- Film poster
- Directed by: Yael Melamede
- Produced by: Dan Ariely; Deborah Camiel;
- Starring: Dan Ariely
- Edited by: Erin Barnett; Chad Beck;
- Release date: April 9, 2015 (Full Frame Documentary Film Festival);
- Running time: 90 minutes
- Language: English

= (Dis)Honesty: The Truth About Lies =

2015 documentary film

(Dis)Honesty: The Truth About Lies is a 2015 feature-length documentary film directed by Yael Melamede. It explores the reasons why people lie and the methods they use.

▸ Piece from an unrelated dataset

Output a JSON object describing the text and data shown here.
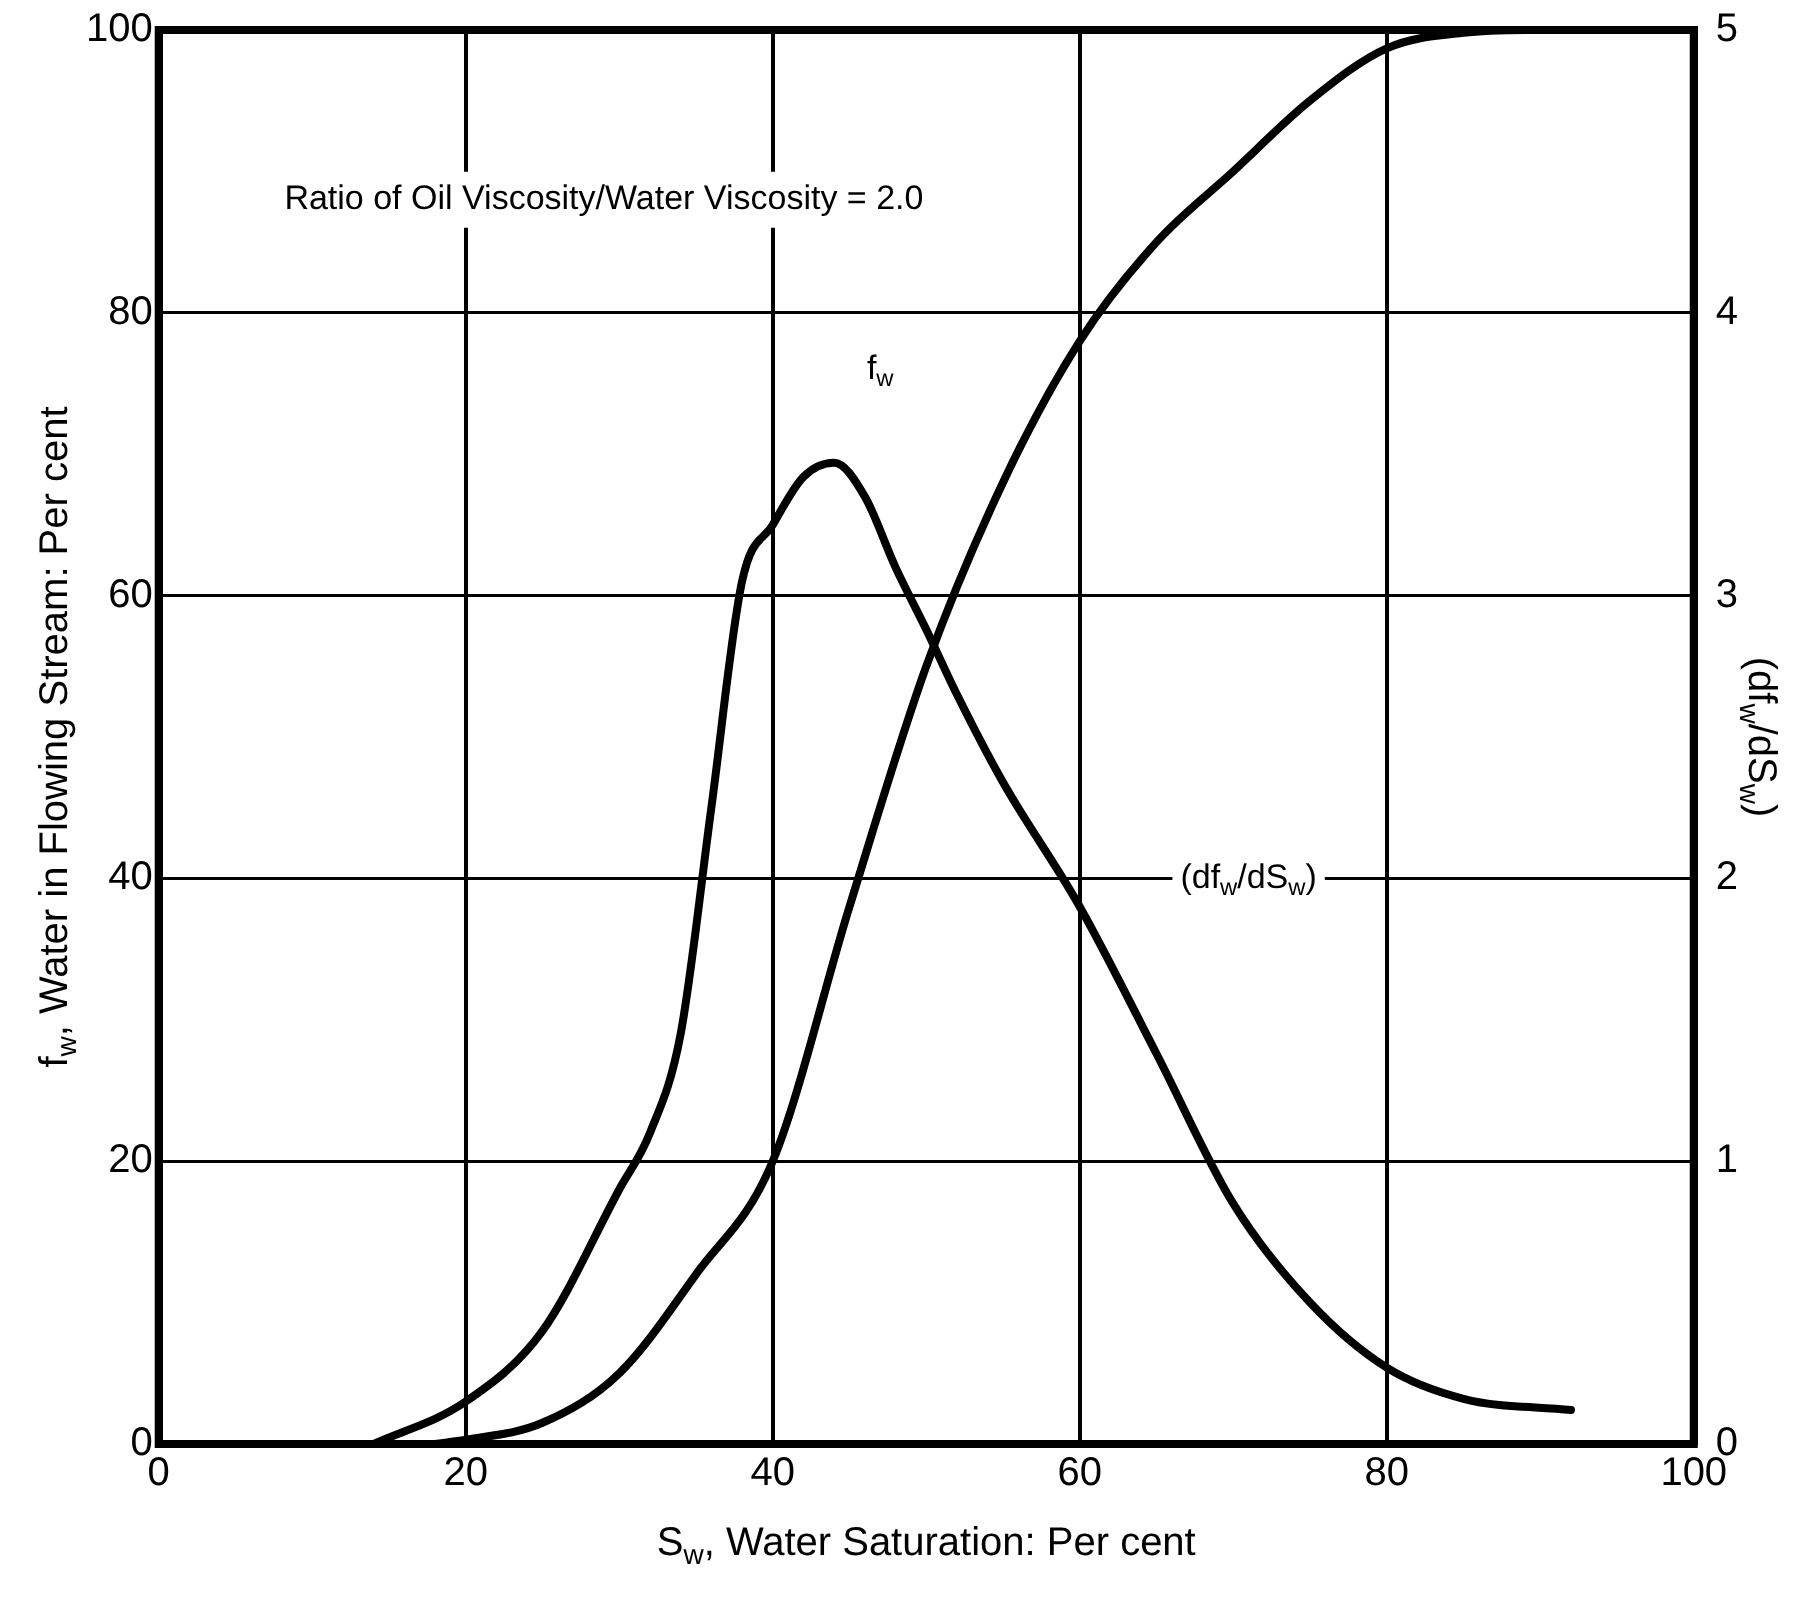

It features direct testimony, footage and the experimental research carried out by Dan Ariely.

==Release==
(Dis)Honesty: The Truth About Lies premiered at the 2015 Full Frame Documentary Film Festival.

==Critical response==
Variety stated about the film: "this entertaining mix of anecdotal evidence, academic research and current affairs is a diverting survey that should hold appeal for niche buyers in various formats". The Hollywood Reporter described (Dis)Honesty: The Truth About Lies as a "deep-think doc animated by the researcher at its center". The New York Times criticized the lack of exploration of the loss of trust in the wider society.

The film has an 89% rating, with an average score of 7.02/10 based on 18 reviews, on Rotten Tomatoes. It has a rating of 60/100 on Metacritic, stating "Mixed or average reviews based on 6 Critics".